The Corps' civil works list also includes extensive work on locks along the Tennessee-Tombigbee Waterway; dredging in Long Beach, Morro Bay, and Richmond harbors in California; building a jetty on the Sacramento River at Mission Bay; repairing boat ramps on the Mississippi River between the Missouri and Ohio rivers; dredging in Mississippi's Biloxi Harbor; repairing recreational facilities at a park along the Cape Fear River near Wilmington, N.C.; maintenance dredging on the Oregon Inlet, N.C., ocean bar; dredging the Cold Spring inlet in New Jersey; and paying for more law enforcement at the Clarence J. Brown Dam, an Ohio Corps project.

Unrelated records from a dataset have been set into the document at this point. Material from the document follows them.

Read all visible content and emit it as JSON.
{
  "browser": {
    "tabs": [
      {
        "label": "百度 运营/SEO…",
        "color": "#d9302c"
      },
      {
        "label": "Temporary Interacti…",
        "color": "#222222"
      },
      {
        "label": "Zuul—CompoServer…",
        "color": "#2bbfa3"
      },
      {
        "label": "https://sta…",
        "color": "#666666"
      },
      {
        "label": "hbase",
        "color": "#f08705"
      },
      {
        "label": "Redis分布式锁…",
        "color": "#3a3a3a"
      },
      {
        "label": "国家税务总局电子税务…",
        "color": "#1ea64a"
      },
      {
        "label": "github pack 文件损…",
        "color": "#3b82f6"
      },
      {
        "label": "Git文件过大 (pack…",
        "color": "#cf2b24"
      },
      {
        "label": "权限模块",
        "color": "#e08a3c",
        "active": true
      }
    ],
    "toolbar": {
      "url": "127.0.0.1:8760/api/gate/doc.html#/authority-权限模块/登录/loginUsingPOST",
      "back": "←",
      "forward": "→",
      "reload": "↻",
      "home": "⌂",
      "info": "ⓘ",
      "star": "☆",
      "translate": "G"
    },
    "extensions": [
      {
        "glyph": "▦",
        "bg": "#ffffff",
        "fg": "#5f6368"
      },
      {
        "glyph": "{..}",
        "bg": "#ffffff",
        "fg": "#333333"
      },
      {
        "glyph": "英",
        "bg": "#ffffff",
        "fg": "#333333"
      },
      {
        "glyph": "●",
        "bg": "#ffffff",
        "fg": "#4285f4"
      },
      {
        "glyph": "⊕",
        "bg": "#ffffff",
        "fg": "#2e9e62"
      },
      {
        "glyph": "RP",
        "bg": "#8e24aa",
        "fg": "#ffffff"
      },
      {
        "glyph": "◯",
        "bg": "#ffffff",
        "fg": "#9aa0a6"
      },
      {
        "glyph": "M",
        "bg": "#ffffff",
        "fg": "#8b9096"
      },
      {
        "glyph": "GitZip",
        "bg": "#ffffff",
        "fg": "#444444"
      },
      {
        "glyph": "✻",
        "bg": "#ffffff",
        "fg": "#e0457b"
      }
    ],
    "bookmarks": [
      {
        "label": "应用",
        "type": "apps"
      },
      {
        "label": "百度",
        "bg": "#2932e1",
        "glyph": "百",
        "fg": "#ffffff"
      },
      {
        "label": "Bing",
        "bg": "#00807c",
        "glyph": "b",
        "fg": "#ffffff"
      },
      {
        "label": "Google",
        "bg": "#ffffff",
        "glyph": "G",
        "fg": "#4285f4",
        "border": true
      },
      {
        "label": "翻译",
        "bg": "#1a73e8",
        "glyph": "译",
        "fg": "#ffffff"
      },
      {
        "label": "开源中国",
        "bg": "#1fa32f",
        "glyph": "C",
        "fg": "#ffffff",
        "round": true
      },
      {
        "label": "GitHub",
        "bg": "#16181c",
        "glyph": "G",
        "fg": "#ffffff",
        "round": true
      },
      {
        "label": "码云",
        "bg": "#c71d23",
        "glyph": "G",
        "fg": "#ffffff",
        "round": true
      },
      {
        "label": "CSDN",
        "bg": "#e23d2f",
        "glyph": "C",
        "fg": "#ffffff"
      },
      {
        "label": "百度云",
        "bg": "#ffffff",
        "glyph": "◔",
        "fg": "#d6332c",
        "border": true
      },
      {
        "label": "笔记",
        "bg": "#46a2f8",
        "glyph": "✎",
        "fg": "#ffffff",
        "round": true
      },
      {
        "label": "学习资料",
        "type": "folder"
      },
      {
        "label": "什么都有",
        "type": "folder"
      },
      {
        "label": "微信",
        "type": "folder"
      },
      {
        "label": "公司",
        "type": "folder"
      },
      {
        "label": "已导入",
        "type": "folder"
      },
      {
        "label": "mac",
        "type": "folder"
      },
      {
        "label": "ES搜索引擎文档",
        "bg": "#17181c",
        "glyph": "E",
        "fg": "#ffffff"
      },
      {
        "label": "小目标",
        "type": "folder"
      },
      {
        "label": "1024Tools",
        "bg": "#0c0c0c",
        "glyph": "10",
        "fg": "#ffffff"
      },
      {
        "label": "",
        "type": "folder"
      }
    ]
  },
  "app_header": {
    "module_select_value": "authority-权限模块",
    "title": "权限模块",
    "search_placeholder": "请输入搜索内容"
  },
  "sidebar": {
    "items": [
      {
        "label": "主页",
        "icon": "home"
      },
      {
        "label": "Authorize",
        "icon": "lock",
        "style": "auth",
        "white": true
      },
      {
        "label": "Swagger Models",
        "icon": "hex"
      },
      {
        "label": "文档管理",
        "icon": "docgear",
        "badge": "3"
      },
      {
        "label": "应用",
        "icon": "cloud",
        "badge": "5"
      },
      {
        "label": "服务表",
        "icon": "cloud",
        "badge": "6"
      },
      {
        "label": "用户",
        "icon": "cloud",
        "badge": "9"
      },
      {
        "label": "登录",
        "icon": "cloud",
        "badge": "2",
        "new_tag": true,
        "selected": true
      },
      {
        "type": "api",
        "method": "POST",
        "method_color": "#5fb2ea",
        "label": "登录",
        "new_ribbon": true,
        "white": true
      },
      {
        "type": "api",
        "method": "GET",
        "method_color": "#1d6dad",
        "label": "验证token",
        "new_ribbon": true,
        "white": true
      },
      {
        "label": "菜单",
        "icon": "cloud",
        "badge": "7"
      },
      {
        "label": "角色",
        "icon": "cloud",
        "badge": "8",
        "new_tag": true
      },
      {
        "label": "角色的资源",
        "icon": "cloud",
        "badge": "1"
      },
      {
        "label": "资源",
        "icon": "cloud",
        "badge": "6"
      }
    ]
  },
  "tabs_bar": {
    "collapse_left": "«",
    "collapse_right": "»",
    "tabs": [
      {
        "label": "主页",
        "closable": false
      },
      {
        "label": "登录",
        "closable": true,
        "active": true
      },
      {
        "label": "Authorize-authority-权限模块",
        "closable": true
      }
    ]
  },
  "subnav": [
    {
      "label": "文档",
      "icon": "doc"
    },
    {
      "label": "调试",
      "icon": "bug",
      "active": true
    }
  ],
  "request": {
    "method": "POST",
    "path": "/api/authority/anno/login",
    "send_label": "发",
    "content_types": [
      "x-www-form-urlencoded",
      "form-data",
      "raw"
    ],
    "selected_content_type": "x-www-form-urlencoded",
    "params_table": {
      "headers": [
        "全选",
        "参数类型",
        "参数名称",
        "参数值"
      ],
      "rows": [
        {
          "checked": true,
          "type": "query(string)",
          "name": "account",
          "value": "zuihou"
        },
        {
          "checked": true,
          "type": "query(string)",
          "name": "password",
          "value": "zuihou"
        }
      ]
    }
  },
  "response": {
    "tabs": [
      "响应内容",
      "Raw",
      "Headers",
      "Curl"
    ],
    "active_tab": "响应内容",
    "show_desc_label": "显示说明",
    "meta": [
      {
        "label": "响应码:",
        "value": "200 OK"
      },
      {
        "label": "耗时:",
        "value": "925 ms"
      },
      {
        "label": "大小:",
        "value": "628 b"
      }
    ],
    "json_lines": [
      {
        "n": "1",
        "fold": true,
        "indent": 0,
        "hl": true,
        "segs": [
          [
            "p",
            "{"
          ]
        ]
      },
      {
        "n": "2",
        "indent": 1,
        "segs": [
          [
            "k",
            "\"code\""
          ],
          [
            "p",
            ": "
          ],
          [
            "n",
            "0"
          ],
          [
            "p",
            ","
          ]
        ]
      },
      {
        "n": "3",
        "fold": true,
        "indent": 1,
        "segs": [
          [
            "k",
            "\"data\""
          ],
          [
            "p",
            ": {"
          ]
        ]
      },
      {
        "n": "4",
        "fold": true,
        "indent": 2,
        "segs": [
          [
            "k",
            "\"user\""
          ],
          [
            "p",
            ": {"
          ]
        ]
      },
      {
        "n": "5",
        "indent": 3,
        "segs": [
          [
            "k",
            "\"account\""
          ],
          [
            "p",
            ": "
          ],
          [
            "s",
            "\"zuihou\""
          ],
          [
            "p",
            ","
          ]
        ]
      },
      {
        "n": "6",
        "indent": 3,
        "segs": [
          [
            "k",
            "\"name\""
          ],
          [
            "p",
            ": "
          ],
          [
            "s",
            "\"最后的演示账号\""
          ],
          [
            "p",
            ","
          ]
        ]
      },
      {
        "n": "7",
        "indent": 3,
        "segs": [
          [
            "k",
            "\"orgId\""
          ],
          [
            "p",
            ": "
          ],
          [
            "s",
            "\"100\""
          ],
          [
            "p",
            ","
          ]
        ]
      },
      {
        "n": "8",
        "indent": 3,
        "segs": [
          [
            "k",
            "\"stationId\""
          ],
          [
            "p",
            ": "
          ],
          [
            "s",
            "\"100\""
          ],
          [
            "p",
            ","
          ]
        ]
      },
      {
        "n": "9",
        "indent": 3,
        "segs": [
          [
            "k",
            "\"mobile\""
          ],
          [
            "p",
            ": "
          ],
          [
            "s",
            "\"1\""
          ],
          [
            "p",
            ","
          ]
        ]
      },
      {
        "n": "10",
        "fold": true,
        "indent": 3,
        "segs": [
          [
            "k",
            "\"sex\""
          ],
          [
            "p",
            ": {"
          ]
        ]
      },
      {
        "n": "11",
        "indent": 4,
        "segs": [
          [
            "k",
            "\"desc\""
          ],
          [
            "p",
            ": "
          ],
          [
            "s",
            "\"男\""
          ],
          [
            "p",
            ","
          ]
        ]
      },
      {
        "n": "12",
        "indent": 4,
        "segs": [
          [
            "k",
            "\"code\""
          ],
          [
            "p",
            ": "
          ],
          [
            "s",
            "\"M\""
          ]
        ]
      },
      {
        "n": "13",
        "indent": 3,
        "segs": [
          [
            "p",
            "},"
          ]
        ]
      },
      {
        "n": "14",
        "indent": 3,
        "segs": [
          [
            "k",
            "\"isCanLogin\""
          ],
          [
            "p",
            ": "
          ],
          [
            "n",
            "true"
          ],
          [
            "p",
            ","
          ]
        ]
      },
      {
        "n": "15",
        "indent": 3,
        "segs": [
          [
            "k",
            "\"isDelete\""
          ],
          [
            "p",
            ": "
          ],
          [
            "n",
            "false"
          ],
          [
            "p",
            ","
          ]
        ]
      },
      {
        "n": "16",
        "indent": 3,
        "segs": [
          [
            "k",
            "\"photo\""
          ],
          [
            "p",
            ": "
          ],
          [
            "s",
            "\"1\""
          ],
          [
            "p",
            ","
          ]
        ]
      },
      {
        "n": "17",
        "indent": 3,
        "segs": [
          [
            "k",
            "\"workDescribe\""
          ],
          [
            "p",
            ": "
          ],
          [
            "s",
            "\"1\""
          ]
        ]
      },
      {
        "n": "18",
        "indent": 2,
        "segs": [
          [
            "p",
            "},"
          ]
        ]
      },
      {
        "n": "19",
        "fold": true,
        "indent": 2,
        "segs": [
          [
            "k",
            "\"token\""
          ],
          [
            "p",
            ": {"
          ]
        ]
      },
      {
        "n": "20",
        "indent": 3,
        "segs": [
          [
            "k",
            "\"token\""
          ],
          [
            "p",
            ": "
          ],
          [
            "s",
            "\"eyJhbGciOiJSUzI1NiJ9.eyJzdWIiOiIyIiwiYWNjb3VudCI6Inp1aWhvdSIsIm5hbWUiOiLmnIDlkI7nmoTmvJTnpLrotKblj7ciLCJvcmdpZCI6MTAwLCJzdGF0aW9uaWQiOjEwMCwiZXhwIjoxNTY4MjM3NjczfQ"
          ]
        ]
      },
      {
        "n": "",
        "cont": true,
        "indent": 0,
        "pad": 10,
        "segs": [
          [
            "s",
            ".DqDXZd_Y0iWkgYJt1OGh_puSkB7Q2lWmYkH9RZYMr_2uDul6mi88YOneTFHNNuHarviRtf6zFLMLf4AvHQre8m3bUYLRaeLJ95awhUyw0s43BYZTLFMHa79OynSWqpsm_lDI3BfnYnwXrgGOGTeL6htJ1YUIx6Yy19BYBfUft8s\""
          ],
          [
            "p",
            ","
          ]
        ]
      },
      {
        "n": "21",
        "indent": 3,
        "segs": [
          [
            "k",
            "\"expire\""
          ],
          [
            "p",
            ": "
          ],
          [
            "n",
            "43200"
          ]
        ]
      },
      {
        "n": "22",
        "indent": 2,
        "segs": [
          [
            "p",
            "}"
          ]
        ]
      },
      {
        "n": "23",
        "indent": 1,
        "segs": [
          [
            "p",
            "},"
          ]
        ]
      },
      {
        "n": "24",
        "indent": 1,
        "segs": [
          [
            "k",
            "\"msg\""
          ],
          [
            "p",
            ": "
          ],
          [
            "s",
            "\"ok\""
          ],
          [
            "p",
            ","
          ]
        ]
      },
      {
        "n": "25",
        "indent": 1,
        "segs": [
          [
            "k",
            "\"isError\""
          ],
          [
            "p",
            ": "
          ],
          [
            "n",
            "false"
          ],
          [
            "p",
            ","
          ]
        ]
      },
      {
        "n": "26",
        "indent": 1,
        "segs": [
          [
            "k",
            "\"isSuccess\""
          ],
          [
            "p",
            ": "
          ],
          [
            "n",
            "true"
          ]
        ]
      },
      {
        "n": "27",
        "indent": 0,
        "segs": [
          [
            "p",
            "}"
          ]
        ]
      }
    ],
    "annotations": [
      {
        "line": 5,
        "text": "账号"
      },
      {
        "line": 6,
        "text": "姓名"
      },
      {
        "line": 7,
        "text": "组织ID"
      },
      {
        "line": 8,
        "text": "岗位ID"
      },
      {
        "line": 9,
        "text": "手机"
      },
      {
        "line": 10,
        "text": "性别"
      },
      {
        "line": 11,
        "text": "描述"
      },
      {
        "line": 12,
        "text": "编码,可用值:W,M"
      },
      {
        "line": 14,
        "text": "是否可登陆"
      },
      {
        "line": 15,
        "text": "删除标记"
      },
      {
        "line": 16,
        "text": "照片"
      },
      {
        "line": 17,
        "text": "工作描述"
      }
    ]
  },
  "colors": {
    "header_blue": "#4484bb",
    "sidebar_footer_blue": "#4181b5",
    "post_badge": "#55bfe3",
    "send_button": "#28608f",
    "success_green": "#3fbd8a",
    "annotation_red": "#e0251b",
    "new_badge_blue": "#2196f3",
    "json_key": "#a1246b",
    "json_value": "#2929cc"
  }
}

That's just a few of the 892 operation and maintenance plans and 178 construction projects on the list. They are supposed to employ 57,400 workers directly and 64,000 indirectly.

"Many of these shallow-draft channels have been shortchanged for a decade," said Lydecker. "Yet they are important to recreational boat traffic and small-boat commercial traffic - fishing boats, tow boats, water taxis. They need dredging."

The promised dredging for the Atlantic ICW is a longtime dream come true for Rosemary Lynch, executive director of the AIWA for 10 years. "I am so excited about this," she says. "We're getting just over $22 million for the waterway."

That should "go a long way" toward keeping the ICW open in North Carolina, South Carolina and Georgia, where shoaling has been bad, says AIWA chair David Roach. "Getting money for Georgia is always a blessing and exciting."

To make the Corps' list, a project must be far enough along in planning to be executed quickly and result in jobs immediately. Lynch expects most of the work to be under way by September.

"Boaters will definitely see relief soon," she said.

Roach says the next big challenge is to get enough funding into the Corps' regular annual budget for maintenance dredging on the Atlantic ICW. He says that's $48 million to $50 million a year for 1,300 miles of ICW.

The stimulus money "is the kind of money - and even more - that we need on a routine basis," he says. The 2009 ICW dredging budget is $10 million.